LLNL / SAMRAI

Structured Adaptive Mesh Refinement Application Infrastructure - a scalable C++ framework for block-structured AMR application development
https://computing.llnl.gov/projects/samrai
Other
220 stars 80 forks source link

PersistentOverlapConnectors::findConnector is resorting to a global search to find overlaps #215

Open nicolasaunai opened 1 year ago

nicolasaunai commented 1 year ago

I regularly see this message as the last of my logs before simulations appear to be crashed or stalled :

samrai/source/SAMRAI/hier/PersistentOverlapConnectors.cpp line :473 message: PersistentOverlapConnectors::findConnector is resorting
to a global search to find overlaps between 0x4f6a600 and 0x4f6a600.

This relies on unscalable data or triggers unscalable operations.
Number of implicit global searches: 850

I only have this message for simulations running with the TileClustering, never with BergerRigoutsos.

any hint regarding what may be the source of this?

aslangil commented 12 months ago

@nicolasaunai did you find a solution for this? I am having the same issue.

nicolasaunai commented 12 months ago

@aslangil not really. I actually got it last week again, in my case it seems to occur only for simulations for which there are a few patches per processes. Do you see the error disappear if you use fewer processes OR larger domain?

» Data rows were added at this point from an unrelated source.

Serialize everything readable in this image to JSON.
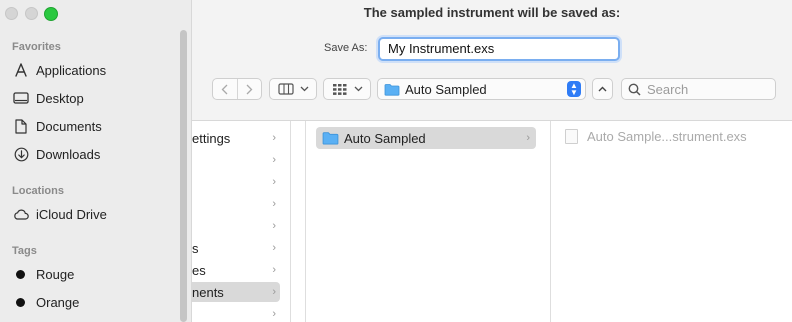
{
  "window": {
    "title": "The sampled instrument will be saved as:"
  },
  "sidebar": {
    "favorites_header": "Favorites",
    "favorites": [
      {
        "label": "Applications",
        "icon": "applications-icon"
      },
      {
        "label": "Desktop",
        "icon": "desktop-icon"
      },
      {
        "label": "Documents",
        "icon": "document-icon"
      },
      {
        "label": "Downloads",
        "icon": "downloads-icon"
      }
    ],
    "locations_header": "Locations",
    "locations": [
      {
        "label": "iCloud Drive",
        "icon": "cloud-icon"
      }
    ],
    "tags_header": "Tags",
    "tags": [
      {
        "label": "Rouge"
      },
      {
        "label": "Orange"
      }
    ]
  },
  "saveas": {
    "label": "Save As:",
    "value": "My Instrument.exs"
  },
  "toolbar": {
    "location": "Auto Sampled",
    "search_placeholder": "Search"
  },
  "columns": {
    "col1": [
      {
        "label": "ettings",
        "selected": false
      },
      {
        "label": "",
        "selected": false
      },
      {
        "label": "",
        "selected": false
      },
      {
        "label": "",
        "selected": false
      },
      {
        "label": "",
        "selected": false
      },
      {
        "label": "s",
        "selected": false
      },
      {
        "label": "es",
        "selected": false
      },
      {
        "label": "nents",
        "selected": true
      },
      {
        "label": "",
        "selected": false
      }
    ],
    "col2": [
      {
        "label": "Auto Sampled",
        "selected": true
      }
    ],
    "col3": [
      {
        "label": "Auto Sample...strument.exs"
      }
    ]
  },
  "colors": {
    "accent": "#2f7cf6",
    "selection": "#d9d9d9",
    "zoom": "#2ac840"
  }
}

aslangil commented 12 months ago

When I use a single node (less processor) or use multi node but just 2 AMR levels instead of 3 (kind of larger domain), it dissappears. So my experience is also leading to the similar conclusion with you.

nicolasaunai commented 11 months ago

I didn't really investigate, but my (limited) understanding is that finding a patch decomposition and its distribution across (too) few MPI processes could be too constrained to find a solution and not all corner cases may not be well covered... I only saw these crashes in "test runs" that are abnormally small.